Let the vectors $\vec{a}, \vec{b}, \vec{c}$ be given as $\vec{a} = a_{1} \hat{i}+a_{2} \hat{j}+a_{3} \hat{k}$,$\vec{b} = b_{1} \hat{i}+b_{2} \hat{j}+b_{3} \hat{k}$,and $\vec{c} = c_{1} \hat{i}+c_{2} \hat{j}+c_{3} \hat{k}$. Then show that $\vec{a} \times(\vec{b}+\vec{c})=\vec{a} \times \vec{b}+\vec{a} \times \vec{c}$.

(N/A) Given $\vec{a}=a_{1} \hat{i}+a_{2} \hat{j}+a_{3} \hat{k}$,$\vec{b}=b_{1} \hat{i}+b_{2} \hat{j}+b_{3} \hat{k}$,and $\vec{c}=c_{1} \hat{i}+c_{2} \hat{j}+c_{3} \hat{k}$.
First,calculate $(\vec{b}+\vec{c}) = (b_{1}+c_{1}) \hat{i} + (b_{2}+c_{2}) \hat{j} + (b_{3}+c_{3}) \hat{k}$.

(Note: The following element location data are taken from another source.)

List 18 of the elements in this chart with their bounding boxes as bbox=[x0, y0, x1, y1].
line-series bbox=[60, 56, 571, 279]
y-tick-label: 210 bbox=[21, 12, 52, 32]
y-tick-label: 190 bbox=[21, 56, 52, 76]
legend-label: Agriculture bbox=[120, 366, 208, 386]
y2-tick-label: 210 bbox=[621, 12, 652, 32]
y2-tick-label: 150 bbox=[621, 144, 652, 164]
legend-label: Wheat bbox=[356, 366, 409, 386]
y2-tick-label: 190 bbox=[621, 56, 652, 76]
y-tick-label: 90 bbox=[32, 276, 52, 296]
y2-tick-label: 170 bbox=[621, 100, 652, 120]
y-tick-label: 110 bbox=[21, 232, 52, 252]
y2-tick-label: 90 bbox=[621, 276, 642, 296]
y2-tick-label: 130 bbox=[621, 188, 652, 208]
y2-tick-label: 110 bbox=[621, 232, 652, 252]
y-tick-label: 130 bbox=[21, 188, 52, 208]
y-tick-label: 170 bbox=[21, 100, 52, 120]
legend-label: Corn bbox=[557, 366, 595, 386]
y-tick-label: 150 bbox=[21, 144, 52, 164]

Now,$\vec{a} \times(\vec{b}+\vec{c}) = \begin{vmatrix} \hat{i} & \hat{j} & \hat{k} \\ a_{1} & a_{2} & a_{3} \\ b_{1}+c_{1} & b_{2}+c_{2} & b_{3}+c_{3} \end{vmatrix}$
$= \hat{i}[a_{2}(b_{3}+c_{3}) - a_{3}(b_{2}+c_{2})] - \hat{j}[a_{1}(b_{3}+c_{3}) - a_{3}(b_{1}+c_{1})] + \hat{k}[a_{1}(b_{2}+c_{2}) - a_{2}(b_{1}+c_{1})]$
$= \hat{i}[a_{2}b_{3} + a_{2}c_{3} - a_{3}b_{2} - a_{3}c_{2}] + \hat{j}[a_{3}b_{1} + a_{3}c_{1} - a_{1}b_{3} - a_{1}c_{3}] + \hat{k}[a_{1}b_{2} + a_{1}c_{2} - a_{2}b_{1} - a_{2}c_{1}] \dots (1)$
Next,$\vec{a} \times \vec{b} = \begin{vmatrix} \hat{i} & \hat{j} & \hat{k} \\ a_{1} & a_{2} & a_{3} \\ b_{1} & b_{2} & b_{3} \end{vmatrix} = \hat{i}(a_{2}b_{3}-a_{3}b_{2}) + \hat{j}(a_{3}b_{1}-a_{1}b_{3}) + \hat{k}(a_{1}b_{2}-a_{2}b_{1}) \dots (2)$
And $\vec{a} \times \vec{c} = \begin{vmatrix} \hat{i} & \hat{j} & \hat{k} \\ a_{1} & a_{2} & a_{3} \\ c_{1} & c_{2} & c_{3} \end{vmatrix} = \hat{i}(a_{2}c_{3}-a_{3}c_{2}) + \hat{j}(a_{3}c_{1}-a_{1}c_{3}) + \hat{k}(a_{1}c_{2}-a_{2}c_{1}) \dots (3)$
Adding $(2)$ and $(3)$ gives:
$(\vec{a} \times \vec{b}) + (\vec{a} \times \vec{c}) = \hat{i}(a_{2}b_{3} + a_{2}c_{3} - a_{3}b_{2} - a_{3}c_{2}) + \hat{j}(a_{3}b_{1} + a_{3}c_{1} - a_{1}b_{3} - a_{1}c_{3}) + \hat{k}(a_{1}b_{2} + a_{1}c_{2} - a_{2}b_{1} - a_{2}c_{1}) \dots (4)$
Comparing $(1)$ and $(4)$,we see that $\vec{a} \times(\vec{b}+\vec{c}) = \vec{a} \times \vec{b} + \vec{a} \times \vec{c}$. Hence proved.